Greg McKinnon briefed the Regional Transportation Committee on Feb. 17 on DRCOG’s Regional Transportation Operations program and its traffic signal timing briefs.
McKinnon traced the program’s history and described upgrades across the region: "We’ve upgraded thousands of traffic controllers so that they're more capable and more reliable," he said, and noted improved communications and fiber connections that now reach a large share of signals on the regional roadway system. He explained technical terms — cycle length, phases and offset — and showed time‑space diagrams used to evaluate corridor performance. Staff collect GPS run data and prepare single timing briefs that document reductions in stops and delay and translate those savings into fuel and emissions reductions.
McKinnon said the program will shift from infrequent corridor reviews (every four to five years) to more continuous monitoring: staff will provide ongoing services to maintain signal timing and detect performance declines more rapidly. He told members that single timing briefs and related material will be distributed through the board packet and via a web map on the DRCOG website.
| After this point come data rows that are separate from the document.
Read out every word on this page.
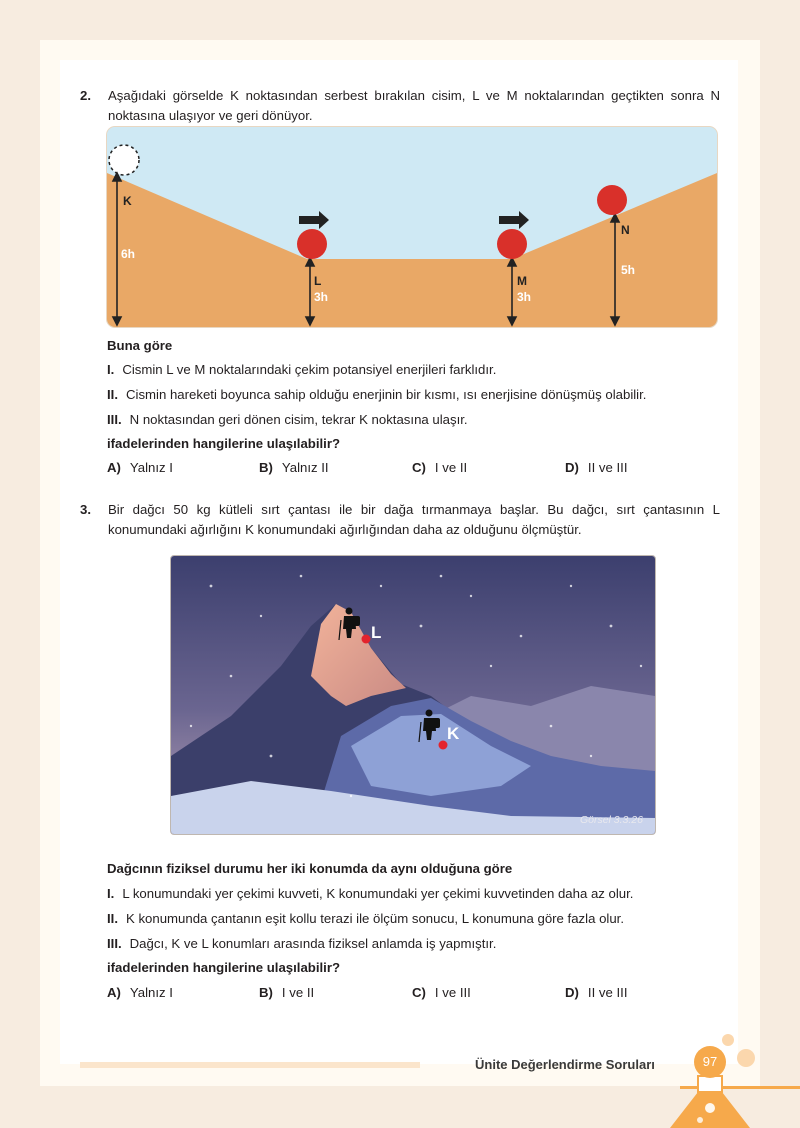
2. Aşağıdaki görselde K noktasından serbest bırakılan cisim, L ve M noktalarından geçtikten sonra N noktasına ulaşıyor ve geri dönüyor.
K
6h
L
3h
M
3h
N
5h
Buna göre
I. Cismin L ve M noktalarındaki çekim potansiyel enerjileri farklıdır.
II. Cismin hareketi boyunca sahip olduğu enerjinin bir kısmı, ısı enerjisine dönüşmüş olabilir.
III. N noktasından geri dönen cisim, tekrar K noktasına ulaşır.
ifadelerinden hangilerine ulaşılabilir?
A) Yalnız I	B) Yalnız II	C) I ve II	D) II ve III
3. Bir dağcı 50 kg kütleli sırt çantası ile bir dağa tırmanmaya başlar. Bu dağcı, sırt çantasının L konumundaki ağırlığını K konumundaki ağırlığından daha az olduğunu ölçmüştür.
L
K
Görsel 3.3.26
Dağcının fiziksel durumu her iki konumda da aynı olduğuna göre
I. L konumundaki yer çekimi kuvveti, K konumundaki yer çekimi kuvvetinden daha az olur.
II. K konumunda çantanın eşit kollu terazi ile ölçüm sonucu, L konumuna göre fazla olur.
III. Dağcı, K ve L konumları arasında fiziksel anlamda iş yapmıştır.
ifadelerinden hangilerine ulaşılabilir?
A) Yalnız I	B) I ve II	C) I ve III	D) II ve III
Ünite Değerlendirme Soruları	97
Members asked how the program coordinates with CDOT and whether timing is managed in real time or through uploaded time‑of‑day plans. McKinnon said CDOT Region 1 and Region 4 are partners and that intersection controllers are uploaded with plans so they continue to operate during communication failures. He acknowledged that adaptive, detection‑based systems can respond in real time but are harder to coordinate across jurisdictions. On transit signal priority (TSP), McKinnon said TSP will be part of single timing plans and staff are looking at a 10‑second TSP window concept to avoid creating delay for other users.
The presentation and discussion emphasized regional partnership, system upgrades and a move toward continuous performance monitoring.